いや、岳は誰が見ても格好いいしな。こんな格好いい奴と付き合っているとか、信じられないんだろうな。
俺だっていまだに、信じられない時がある。岳が笑ってそこにいて。しかも自分に笑いかけているのだ。
うーん。嘘っぽい。信じられない。
そんな事を考えていれば、七生が声を掛けてきた。
「大和さん、今日は疲れているでしょう? せっかくだから挨拶代わりに僕に夕飯、作らせて貰えませんか?」
「え…っと」
「せっかくだから、そうさせてやれ。大和も疲れているだろ?」
「うん…」
岳に押され返事をしたが。
確かに疲れてはいるが、それはいつもの事で、そこまででもないのだが。
今は疲れていると言うより──。
七生が少し済まなそうにしながら話しだした。
「さっき、遅くなったの、美味しいビザ屋さんがあって、そこに寄ったせいなんです。閉まるギリギリだったから、つい…。なかなか遠出してなくて久々だったものでつい我儘を…。大和さんお昼は?」
つっと岳の視線がこちらに向けられた気がしたが、俺は咄嗟にググッと腹の虫を抑え。
「お、俺は食べてきたから、大丈夫」
痩せ我慢をする。
岳にも七生にも、後ろめたさを感じて欲しくなかった。それに、状況は分かる。俺と約束してるから食べない──なんて、はしゃぐ七生を前に言えるわけがないだろう。
いいんだ。
確かリュックに祐二から貰った補給食の残りがあったはず。ソイバー。カッチカチの奴だけど、結構、腹持ちすんだよな。

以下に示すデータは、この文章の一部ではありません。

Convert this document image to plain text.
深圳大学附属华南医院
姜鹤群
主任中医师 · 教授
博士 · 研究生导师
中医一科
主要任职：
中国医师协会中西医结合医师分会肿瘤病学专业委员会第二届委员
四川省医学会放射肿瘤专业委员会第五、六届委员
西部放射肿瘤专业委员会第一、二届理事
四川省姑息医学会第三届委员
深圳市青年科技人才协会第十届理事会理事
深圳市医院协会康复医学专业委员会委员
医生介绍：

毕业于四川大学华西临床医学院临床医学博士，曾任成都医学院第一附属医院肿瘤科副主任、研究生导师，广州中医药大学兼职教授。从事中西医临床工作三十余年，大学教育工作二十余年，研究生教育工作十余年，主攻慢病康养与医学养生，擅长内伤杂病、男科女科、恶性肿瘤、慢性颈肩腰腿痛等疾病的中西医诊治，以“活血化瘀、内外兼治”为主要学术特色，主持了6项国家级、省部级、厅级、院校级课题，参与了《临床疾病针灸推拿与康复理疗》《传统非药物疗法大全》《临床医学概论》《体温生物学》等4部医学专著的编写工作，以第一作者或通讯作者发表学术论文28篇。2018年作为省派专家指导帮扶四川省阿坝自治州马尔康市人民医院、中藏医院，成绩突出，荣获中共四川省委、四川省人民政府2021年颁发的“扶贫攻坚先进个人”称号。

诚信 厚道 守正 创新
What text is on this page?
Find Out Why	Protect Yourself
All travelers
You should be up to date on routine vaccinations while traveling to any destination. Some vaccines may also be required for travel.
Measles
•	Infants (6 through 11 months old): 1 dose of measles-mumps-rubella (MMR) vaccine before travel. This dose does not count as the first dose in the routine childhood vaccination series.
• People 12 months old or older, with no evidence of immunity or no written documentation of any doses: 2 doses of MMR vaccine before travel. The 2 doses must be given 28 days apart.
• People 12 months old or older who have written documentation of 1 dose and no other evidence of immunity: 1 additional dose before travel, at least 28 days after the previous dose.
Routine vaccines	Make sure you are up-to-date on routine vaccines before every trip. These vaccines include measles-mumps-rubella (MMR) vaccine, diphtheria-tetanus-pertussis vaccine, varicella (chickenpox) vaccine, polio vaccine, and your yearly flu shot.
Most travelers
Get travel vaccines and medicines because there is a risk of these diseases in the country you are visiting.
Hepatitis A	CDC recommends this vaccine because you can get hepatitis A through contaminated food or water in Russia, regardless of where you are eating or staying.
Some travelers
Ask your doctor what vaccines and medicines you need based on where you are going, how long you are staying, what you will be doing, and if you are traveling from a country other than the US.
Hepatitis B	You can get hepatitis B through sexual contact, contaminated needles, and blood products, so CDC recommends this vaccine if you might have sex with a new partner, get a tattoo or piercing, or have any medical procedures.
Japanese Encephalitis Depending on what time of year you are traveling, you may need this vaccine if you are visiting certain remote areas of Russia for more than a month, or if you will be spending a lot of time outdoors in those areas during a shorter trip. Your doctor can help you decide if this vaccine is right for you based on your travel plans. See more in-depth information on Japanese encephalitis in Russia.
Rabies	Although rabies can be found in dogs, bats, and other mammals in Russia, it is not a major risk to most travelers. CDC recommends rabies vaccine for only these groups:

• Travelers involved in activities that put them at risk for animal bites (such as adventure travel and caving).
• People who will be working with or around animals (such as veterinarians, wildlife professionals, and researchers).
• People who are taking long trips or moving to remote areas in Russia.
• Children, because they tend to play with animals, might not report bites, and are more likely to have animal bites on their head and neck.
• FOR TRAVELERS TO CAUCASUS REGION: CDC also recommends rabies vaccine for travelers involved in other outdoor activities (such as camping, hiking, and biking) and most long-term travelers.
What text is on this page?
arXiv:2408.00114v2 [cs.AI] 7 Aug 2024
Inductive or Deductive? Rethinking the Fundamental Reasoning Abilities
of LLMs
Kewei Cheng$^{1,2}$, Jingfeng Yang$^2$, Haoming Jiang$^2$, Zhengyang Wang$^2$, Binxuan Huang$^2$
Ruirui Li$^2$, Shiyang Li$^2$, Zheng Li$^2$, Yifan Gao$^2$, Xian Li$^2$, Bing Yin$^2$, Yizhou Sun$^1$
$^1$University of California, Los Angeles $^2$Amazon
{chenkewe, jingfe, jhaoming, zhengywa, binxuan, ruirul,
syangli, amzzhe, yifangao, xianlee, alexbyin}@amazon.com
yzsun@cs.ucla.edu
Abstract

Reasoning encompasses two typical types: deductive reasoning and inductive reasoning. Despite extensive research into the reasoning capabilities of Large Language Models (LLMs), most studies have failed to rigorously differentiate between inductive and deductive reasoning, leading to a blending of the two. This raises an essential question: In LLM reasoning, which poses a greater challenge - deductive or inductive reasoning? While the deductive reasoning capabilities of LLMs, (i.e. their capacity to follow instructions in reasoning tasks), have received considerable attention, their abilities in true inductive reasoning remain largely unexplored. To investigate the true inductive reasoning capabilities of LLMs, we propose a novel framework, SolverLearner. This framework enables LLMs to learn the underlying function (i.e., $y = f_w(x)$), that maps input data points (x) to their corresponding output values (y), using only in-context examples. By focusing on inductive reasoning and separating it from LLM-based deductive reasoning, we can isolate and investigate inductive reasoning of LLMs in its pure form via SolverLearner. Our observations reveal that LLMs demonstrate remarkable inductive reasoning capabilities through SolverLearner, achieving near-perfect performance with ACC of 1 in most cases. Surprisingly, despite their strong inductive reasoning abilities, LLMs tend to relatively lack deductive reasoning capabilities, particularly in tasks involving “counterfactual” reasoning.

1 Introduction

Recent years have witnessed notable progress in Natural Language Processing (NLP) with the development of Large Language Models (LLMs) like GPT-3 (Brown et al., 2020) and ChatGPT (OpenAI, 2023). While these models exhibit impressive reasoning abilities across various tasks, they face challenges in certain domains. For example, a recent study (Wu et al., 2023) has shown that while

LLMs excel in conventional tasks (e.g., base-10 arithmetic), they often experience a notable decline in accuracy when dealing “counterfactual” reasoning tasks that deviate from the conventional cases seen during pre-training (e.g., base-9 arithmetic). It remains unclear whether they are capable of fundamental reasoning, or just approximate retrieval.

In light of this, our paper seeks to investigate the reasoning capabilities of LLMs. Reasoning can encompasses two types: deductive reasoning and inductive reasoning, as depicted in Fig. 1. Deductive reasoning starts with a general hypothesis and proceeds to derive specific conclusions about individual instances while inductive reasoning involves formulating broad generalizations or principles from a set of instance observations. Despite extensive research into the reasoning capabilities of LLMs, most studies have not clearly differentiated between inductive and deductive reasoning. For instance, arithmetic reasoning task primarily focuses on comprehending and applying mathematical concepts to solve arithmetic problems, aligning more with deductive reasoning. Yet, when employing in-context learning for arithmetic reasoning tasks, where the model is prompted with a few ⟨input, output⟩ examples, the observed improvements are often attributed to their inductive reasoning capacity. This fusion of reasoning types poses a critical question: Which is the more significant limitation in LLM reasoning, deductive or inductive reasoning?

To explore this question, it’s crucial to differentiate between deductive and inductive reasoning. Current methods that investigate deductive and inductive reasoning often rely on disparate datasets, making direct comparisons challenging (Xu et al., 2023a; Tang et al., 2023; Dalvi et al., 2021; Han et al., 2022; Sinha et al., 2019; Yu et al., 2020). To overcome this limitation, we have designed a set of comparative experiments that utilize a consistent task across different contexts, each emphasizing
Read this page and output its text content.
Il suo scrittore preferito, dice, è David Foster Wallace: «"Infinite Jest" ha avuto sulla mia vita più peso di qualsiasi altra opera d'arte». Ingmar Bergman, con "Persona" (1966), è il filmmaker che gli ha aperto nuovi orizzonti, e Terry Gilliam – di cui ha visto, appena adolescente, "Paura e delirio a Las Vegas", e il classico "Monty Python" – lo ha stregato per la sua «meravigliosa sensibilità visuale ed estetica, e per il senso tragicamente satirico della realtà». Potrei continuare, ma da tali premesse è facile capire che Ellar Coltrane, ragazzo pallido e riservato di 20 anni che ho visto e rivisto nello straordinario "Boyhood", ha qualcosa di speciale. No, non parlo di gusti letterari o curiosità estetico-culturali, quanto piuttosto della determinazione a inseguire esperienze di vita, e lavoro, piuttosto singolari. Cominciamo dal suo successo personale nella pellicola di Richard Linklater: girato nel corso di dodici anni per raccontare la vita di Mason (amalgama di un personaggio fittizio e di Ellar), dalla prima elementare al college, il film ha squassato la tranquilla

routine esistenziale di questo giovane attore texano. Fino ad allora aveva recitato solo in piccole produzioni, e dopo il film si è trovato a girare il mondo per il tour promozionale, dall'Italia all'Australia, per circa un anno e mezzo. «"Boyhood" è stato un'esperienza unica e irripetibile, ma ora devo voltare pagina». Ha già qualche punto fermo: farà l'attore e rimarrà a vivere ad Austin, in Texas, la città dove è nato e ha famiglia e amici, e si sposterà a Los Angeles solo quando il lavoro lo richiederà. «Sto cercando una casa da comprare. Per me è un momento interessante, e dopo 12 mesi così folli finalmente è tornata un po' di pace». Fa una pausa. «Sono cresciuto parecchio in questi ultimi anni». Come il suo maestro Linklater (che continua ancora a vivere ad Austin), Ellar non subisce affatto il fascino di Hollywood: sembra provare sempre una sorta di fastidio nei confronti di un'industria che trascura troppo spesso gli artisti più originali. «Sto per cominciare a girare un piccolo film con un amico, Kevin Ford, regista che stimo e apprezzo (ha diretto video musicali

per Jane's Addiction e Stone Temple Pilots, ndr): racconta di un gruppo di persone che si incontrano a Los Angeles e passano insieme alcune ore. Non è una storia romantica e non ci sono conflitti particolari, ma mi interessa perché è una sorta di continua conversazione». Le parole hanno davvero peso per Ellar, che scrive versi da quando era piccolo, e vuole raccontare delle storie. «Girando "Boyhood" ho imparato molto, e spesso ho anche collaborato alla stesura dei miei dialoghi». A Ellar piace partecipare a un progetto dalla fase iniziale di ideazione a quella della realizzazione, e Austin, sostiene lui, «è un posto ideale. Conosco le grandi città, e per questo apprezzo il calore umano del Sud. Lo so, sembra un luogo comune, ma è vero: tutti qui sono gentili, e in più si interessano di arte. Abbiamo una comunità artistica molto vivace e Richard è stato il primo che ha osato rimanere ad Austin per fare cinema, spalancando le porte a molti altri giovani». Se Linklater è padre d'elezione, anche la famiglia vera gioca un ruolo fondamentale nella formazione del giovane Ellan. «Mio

あとでそれをこっそりかじればいいのだ。岳はふうっとため息をつくと。
「…そうか? ならいいけど。いつも大和と食べてから帰っているからな…」
「あ! そうだったんですね! だから岳さん、あんまりお食べにならなかったんですね。…すみません。先走ってしまって…」
シュンとなって見せた七生に俺は慌ててフォローを入れた。
「気にしなくていいって。岳、余計なこと言うなって。さ、帰ろうぜ」
俺はめっと、子どもを叱る様に岳を見やった後、後部座席からせかせば、岳はちらとこちらを見た後。
「…わかった」
そう言って、どこか不服そうな顔を見せながらも、車を発進させた。
が、この表情も俺だから分かるくらいのほんのわずかな視線の差で。きっと七生は気付かないだろう。
俺はふうと息をついた後、シートに身体
を沈めた。岳がすぐそこにいるのに、遠い気がして。もどかしさを感じた。